Staying engaged with the business and collaborating with internal peers/business units makes sure we are aligned with what the business needs. I use this knowledge when talking with other security executives to find out how they are addressing similar issues and then I proceed to speak with several of the vendors they recommend until I find one that meets my company’s requirements.

Slone Partners Cybersecurity: What is top of mind for CISOs today and how can sales and marketing teams at investor-backed cybersecurity companies be cognizant of your challenges to support and enhance you and your team’s ability to defend your organization?

Gary Hayslip: We are operating with tight budgets and small teams, so when you speak to us you should know the problems you are helping us solve and be able to speak to how your technology/service will be integrated into our current stack.

Slone Partners Cybersecurity: Where do you go to pro-actively obtain information about industry/product trends and services?

Gary Hayslip: I go to conferences, webinars, luncheons/dinners, and I continuously speak with peers.
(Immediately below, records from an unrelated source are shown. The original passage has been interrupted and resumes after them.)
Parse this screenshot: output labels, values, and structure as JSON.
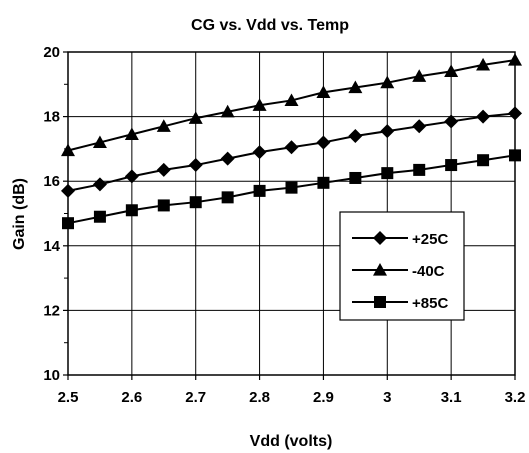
{
  "chart_data": {
    "type": "line",
    "title": "CG vs. Vdd vs. Temp",
    "xlabel": "Vdd (volts)",
    "ylabel": "Gain (dB)",
    "xlim": [
      2.5,
      3.2
    ],
    "ylim": [
      10,
      20
    ],
    "x_ticks": [
      "2.5",
      "2.6",
      "2.7",
      "2.8",
      "2.9",
      "3",
      "3.1",
      "3.2"
    ],
    "y_ticks": [
      "10",
      "12",
      "14",
      "16",
      "18",
      "20"
    ],
    "grid": true,
    "legend_position": "right-middle",
    "x": [
      2.5,
      2.55,
      2.6,
      2.65,
      2.7,
      2.75,
      2.8,
      2.85,
      2.9,
      2.95,
      3.0,
      3.05,
      3.1,
      3.15,
      3.2
    ],
    "series": [
      {
        "name": "+25C",
        "marker": "diamond",
        "values": [
          15.7,
          15.9,
          16.15,
          16.35,
          16.5,
          16.7,
          16.9,
          17.05,
          17.2,
          17.4,
          17.55,
          17.7,
          17.85,
          18.0,
          18.1
        ]
      },
      {
        "name": "-40C",
        "marker": "triangle",
        "values": [
          16.95,
          17.2,
          17.45,
          17.7,
          17.95,
          18.15,
          18.35,
          18.5,
          18.75,
          18.9,
          19.05,
          19.25,
          19.4,
          19.6,
          19.75
        ]
      },
      {
        "name": "+85C",
        "marker": "square",
        "values": [
          14.7,
          14.9,
          15.1,
          15.25,
          15.35,
          15.5,
          15.7,
          15.8,
          15.95,
          16.1,
          16.25,
          16.35,
          16.5,
          16.65,
          16.8
        ]
      }
    ]
  }
}
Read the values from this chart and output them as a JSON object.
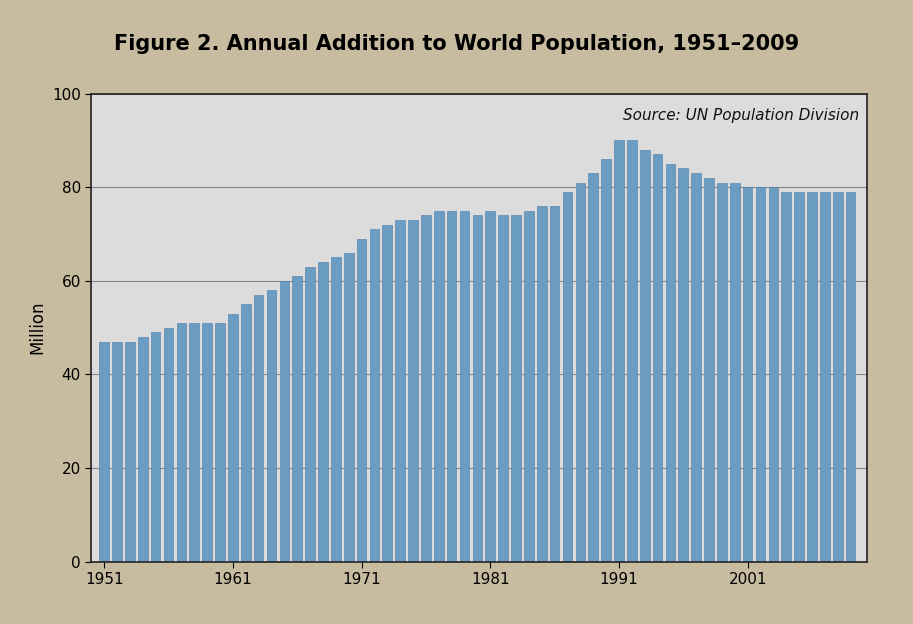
{
  "title": "Figure 2. Annual Addition to World Population, 1951–2009",
  "ylabel": "Million",
  "source_text": "Source: UN Population Division",
  "figure_bg_color": "#c8bca0",
  "plot_bg_color": "#dcdcdc",
  "bar_color": "#6b9dc2",
  "bar_edge_color": "#4a7aab",
  "years": [
    1951,
    1952,
    1953,
    1954,
    1955,
    1956,
    1957,
    1958,
    1959,
    1960,
    1961,
    1962,
    1963,
    1964,
    1965,
    1966,
    1967,
    1968,
    1969,
    1970,
    1971,
    1972,
    1973,
    1974,
    1975,
    1976,
    1977,
    1978,
    1979,
    1980,
    1981,
    1982,
    1983,
    1984,
    1985,
    1986,
    1987,
    1988,
    1989,
    1990,
    1991,
    1992,
    1993,
    1994,
    1995,
    1996,
    1997,
    1998,
    1999,
    2000,
    2001,
    2002,
    2003,
    2004,
    2005,
    2006,
    2007,
    2008,
    2009
  ],
  "values": [
    47,
    47,
    47,
    48,
    49,
    50,
    51,
    51,
    51,
    51,
    53,
    55,
    57,
    58,
    60,
    61,
    63,
    64,
    65,
    66,
    69,
    71,
    72,
    73,
    73,
    74,
    75,
    75,
    75,
    74,
    75,
    74,
    74,
    75,
    76,
    76,
    79,
    81,
    83,
    86,
    90,
    90,
    88,
    87,
    85,
    84,
    83,
    82,
    81,
    81,
    80,
    80,
    80,
    79,
    79,
    79,
    79,
    79,
    79
  ],
  "ylim": [
    0,
    100
  ],
  "yticks": [
    0,
    20,
    40,
    60,
    80,
    100
  ],
  "xtick_years": [
    1951,
    1961,
    1971,
    1981,
    1991,
    2001
  ],
  "grid_color": "#888888",
  "grid_linewidth": 0.8,
  "title_fontsize": 15,
  "ylabel_fontsize": 12,
  "tick_fontsize": 11,
  "source_fontsize": 11,
  "spine_color": "#222222",
  "bar_width": 0.75
}
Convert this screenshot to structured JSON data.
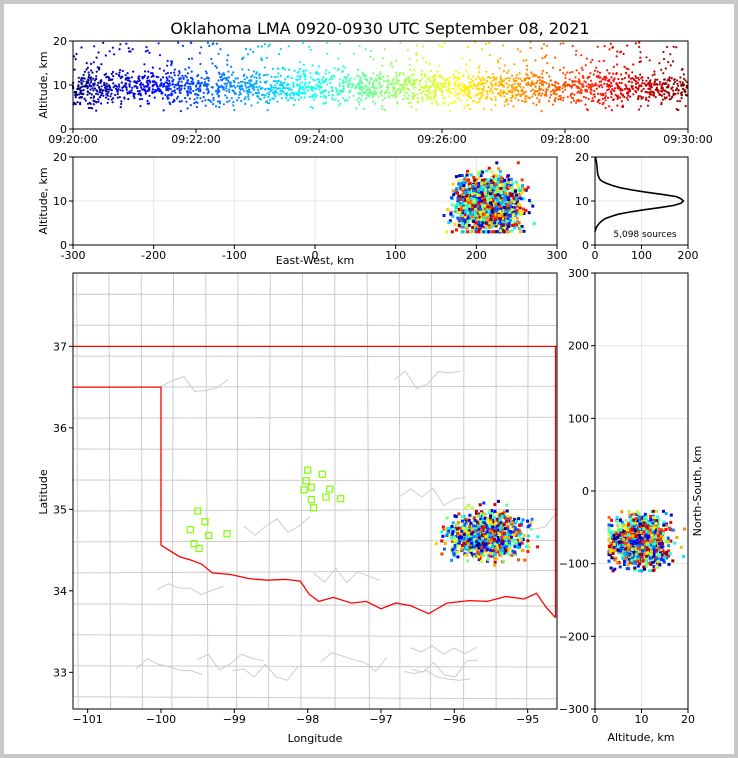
{
  "title": "Oklahoma LMA 0920-0930 UTC September 08, 2021",
  "source_count": "5,098 sources",
  "chart_data": [
    {
      "panel": "time-height",
      "type": "scatter",
      "xlabel": "",
      "ylabel": "Altitude, km",
      "x_ticks": [
        "09:20:00",
        "09:22:00",
        "09:24:00",
        "09:26:00",
        "09:28:00",
        "09:30:00"
      ],
      "x_range_minutes": [
        0,
        10
      ],
      "y_ticks": [
        "0",
        "10",
        "20"
      ],
      "ylim": [
        0,
        20
      ],
      "colorscale": "jet (time)",
      "altitude_core_km": [
        6,
        13
      ]
    },
    {
      "panel": "east-west-altitude",
      "type": "scatter",
      "xlabel": "East-West, km",
      "ylabel": "Altitude, km",
      "x_ticks": [
        "-300",
        "-200",
        "-100",
        "0",
        "100",
        "200",
        "300"
      ],
      "xlim": [
        -300,
        300
      ],
      "y_ticks": [
        "0",
        "10",
        "20"
      ],
      "ylim": [
        0,
        20
      ],
      "cluster_x_km": [
        165,
        265
      ],
      "cluster_z_km": [
        4,
        20
      ]
    },
    {
      "panel": "altitude-histogram",
      "type": "line",
      "xlabel": "",
      "ylabel": "",
      "x_ticks": [
        "0",
        "100",
        "200"
      ],
      "xlim": [
        0,
        200
      ],
      "y_ticks": [
        "0",
        "10",
        "20"
      ],
      "ylim": [
        0,
        20
      ],
      "profile": [
        [
          0,
          3
        ],
        [
          1,
          3.5
        ],
        [
          3,
          4
        ],
        [
          6,
          4.5
        ],
        [
          10,
          5
        ],
        [
          15,
          5.5
        ],
        [
          22,
          6
        ],
        [
          35,
          6.5
        ],
        [
          50,
          7
        ],
        [
          75,
          7.5
        ],
        [
          105,
          8
        ],
        [
          140,
          8.5
        ],
        [
          170,
          9
        ],
        [
          185,
          9.5
        ],
        [
          190,
          10
        ],
        [
          185,
          10.5
        ],
        [
          175,
          11
        ],
        [
          145,
          11.5
        ],
        [
          110,
          12
        ],
        [
          80,
          12.5
        ],
        [
          55,
          13
        ],
        [
          38,
          13.5
        ],
        [
          25,
          14
        ],
        [
          15,
          14.5
        ],
        [
          10,
          15
        ],
        [
          8,
          15.5
        ],
        [
          6,
          16
        ],
        [
          5,
          17
        ],
        [
          4,
          18
        ],
        [
          3,
          19
        ],
        [
          1,
          20
        ]
      ]
    },
    {
      "panel": "plan-view",
      "type": "scatter",
      "xlabel": "Longitude",
      "ylabel": "Latitude",
      "x_ticks": [
        "−101",
        "−100",
        "−99",
        "−98",
        "−97",
        "−96",
        "−95"
      ],
      "xlim": [
        -101.2,
        -94.6
      ],
      "y_ticks": [
        "33",
        "34",
        "35",
        "36",
        "37"
      ],
      "ylim": [
        32.55,
        37.9
      ],
      "storm_lon": [
        -96.15,
        -94.9
      ],
      "storm_lat": [
        34.3,
        34.95
      ],
      "stations": [
        [
          -99.5,
          34.98
        ],
        [
          -99.4,
          34.85
        ],
        [
          -99.6,
          34.75
        ],
        [
          -99.35,
          34.68
        ],
        [
          -99.55,
          34.58
        ],
        [
          -99.48,
          34.52
        ],
        [
          -99.1,
          34.7
        ],
        [
          -98.0,
          35.48
        ],
        [
          -98.02,
          35.35
        ],
        [
          -98.05,
          35.24
        ],
        [
          -97.95,
          35.27
        ],
        [
          -97.8,
          35.43
        ],
        [
          -97.7,
          35.25
        ],
        [
          -97.75,
          35.15
        ],
        [
          -97.55,
          35.13
        ],
        [
          -97.95,
          35.12
        ],
        [
          -97.92,
          35.02
        ]
      ],
      "border_color": "#ff0000",
      "county_color": "#cccccc",
      "station_color": "#7fff00"
    },
    {
      "panel": "altitude-north-south",
      "type": "scatter",
      "xlabel": "Altitude, km",
      "ylabel": "North-South, km",
      "x_ticks": [
        "0",
        "10",
        "20"
      ],
      "xlim": [
        0,
        20
      ],
      "y_ticks": [
        "300",
        "200",
        "100",
        "0",
        "−100",
        "−200",
        "−300"
      ],
      "ylim": [
        -300,
        300
      ],
      "cluster_y_km": [
        -105,
        -30
      ]
    }
  ]
}
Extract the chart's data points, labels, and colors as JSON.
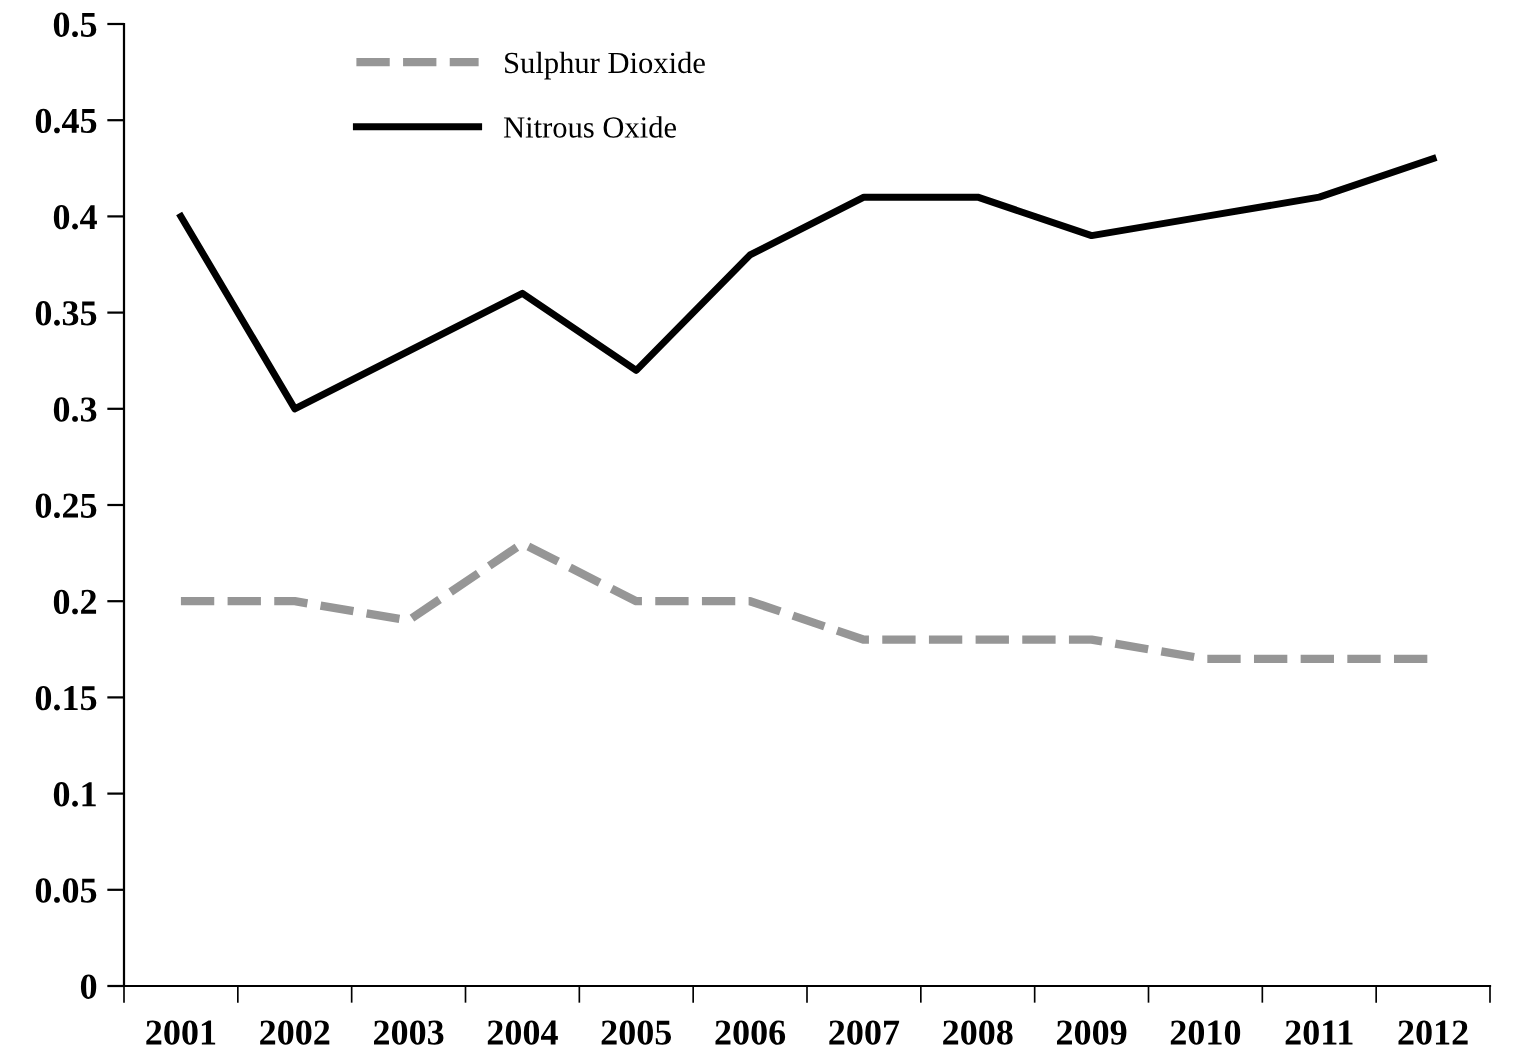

I also use services that will provide the latest research and recommendations on technologies for a specific sector, and with that information I again reach out to my peers to vet it.

Slone Partners Cybersecurity: What haven’t we discussed that you would like to share with commercial and executive leaders at investor-backed cybersecurity companies?

Gary Hayslip: There are two key points I would like to share. First, if you are selling to security executives you should expect we will ask questions about your environment, your CISO, and what frameworks/processes you follow. If we are going to partner with you and be a customer, we want to make sure you are secure. That just makes sense if you are selling to the security community. The second point is we no longer buy products to solve one problem. We purchase technologies/services to solve as many issues as we can. Plus, these technologies must be able to integrate into our current security and IT stacks.